When I was twelve, I was obsessed with Anne Frank’s diary, and the life of a girl around my age whose life was so unutterably different from mine, hiding from the Nazis in Amsterdam. After reading a few reviews of The Cut Out Girl (and feeling in need of reading something totally unrelated to my research), I thought I’d return to occupied Holland for a rather different story. Bart Van Es’s book won the 2018 Costa prize for biography, and it’s one of those books which is made particularly interesting because its biographical subject is not only the historical one but also the writer himself.

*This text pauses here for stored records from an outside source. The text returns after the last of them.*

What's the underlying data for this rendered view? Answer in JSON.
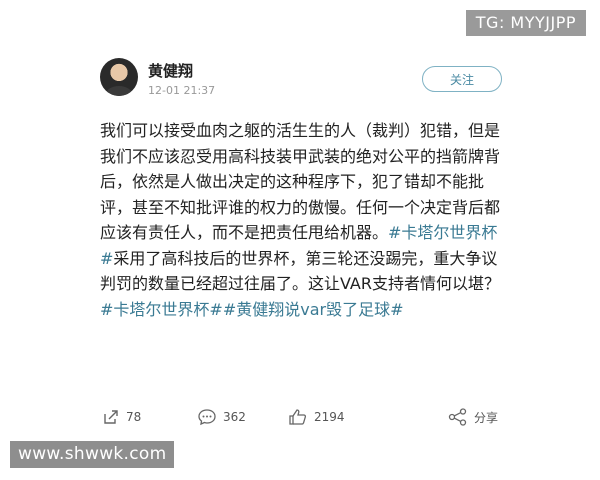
{
  "watermarks": {
    "top": "TG: MYYJJPP",
    "bottom": "www.shwwk.com"
  },
  "post": {
    "author": "黄健翔",
    "timestamp": "12-01 21:37",
    "follow_label": "关注",
    "body": [
      {
        "text": "我们可以接受血肉之躯的活生生的人（裁判）犯错，但是我们不应该忍受用高科技装甲武装的绝对公平的挡箭牌背后，依然是人做出决定的这种程序下，犯了错却不能批评，甚至不知批评谁的权力的傲慢。任何一个决定背后都应该有责任人，而不是把责任甩给机器。",
        "tag": false
      },
      {
        "text": "#卡塔尔世界杯#",
        "tag": true
      },
      {
        "text": "采用了高科技后的世界杯，第三轮还没踢完，重大争议判罚的数量已经超过往届了。这让VAR支持者情何以堪？",
        "tag": false
      },
      {
        "text": "#卡塔尔世界杯#",
        "tag": true
      },
      {
        "text": "#黄健翔说var毁了足球#",
        "tag": true
      }
    ]
  },
  "actions": {
    "repost_count": "78",
    "comment_count": "362",
    "like_count": "2194",
    "share_label": "分享"
  },
  "colors": {
    "tag": "#3a7a93",
    "follow_border": "#7fb2c4",
    "text": "#222222",
    "muted": "#999999"
  }
}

Bart Van Es traces the story of Lien, a young girl taken in by his grandparents in Nazi-occupied Holland, of whom he only knew a little due to a subsequent family rift. Lien is – compared with Anne Frank, say – one of the lucky ones: she survives the war, and Van Es interviewed her many times and builds a relationship with her as he researches the book. Yet as the narrative makes clear, ‘lucky’ is subjective. Lien was given into the care of the Van Es family by her parents, aware of what was happening, heart-rendingly inviting them to effectively become her parents. Her parents did not survive the war, and Lien chooses not to trace their fates until long after the war, but although she is hidden in plain sight among the Van Es children, she is not safe, and moves around during the war, to other, much less happy homes and sometimes going on the run. Lien’s story as she tells it to Van Es is one of gradual recollection, of memories long buried, and of the increasing numbness of a child whose childhood is taken from her along with her family, home and possessions.
Van Es is Professor of Renaissance Literature at Oxford, and though this is a very accessible book, aspects of his academic approach shine through: this is a topic far from his research, but he is methodical in outlining, for example, the history of Jews in the Netherlands, though with a pleasantly light touch. The narrative is sparse and generally unjudgemental, but he does attempt to draw some conclusions, both about the psychological effect on Lien and other hidden children, and also about the situation of the country during the war. He suggests that perhaps the reason there were so many Dutch collaborators, and that so many Jews were turned over to the Nazi authorities, was due to the unusually tolerant, ‘live and let live’ nature of the citizens, who were too ready to accept the situation.
Lien’s life from her happy early years with her parents due to her old age is documented, permitting an insight into ways in which childhood trauma can be managed, and with meditation, therapy and support groups Lien has worked hard to overcome her past, though it has taken most of her life. The ‘cut out girl’ of the title is a figure pasted into a scrapbook which Lien has had nearly all her life, a figure who seems not quite to belong to her background, as if she is always displaced. The metaphor works well, and is maintained throughout the narrative, as the scrapbook, filled with doggerel verse from friends of different periods of her life, is a constant thread to which both Lien and Van Es return. The sense, at the end, though, is that Lien has finally found a place in the world where she is no longer ‘cut out’, but truly at home.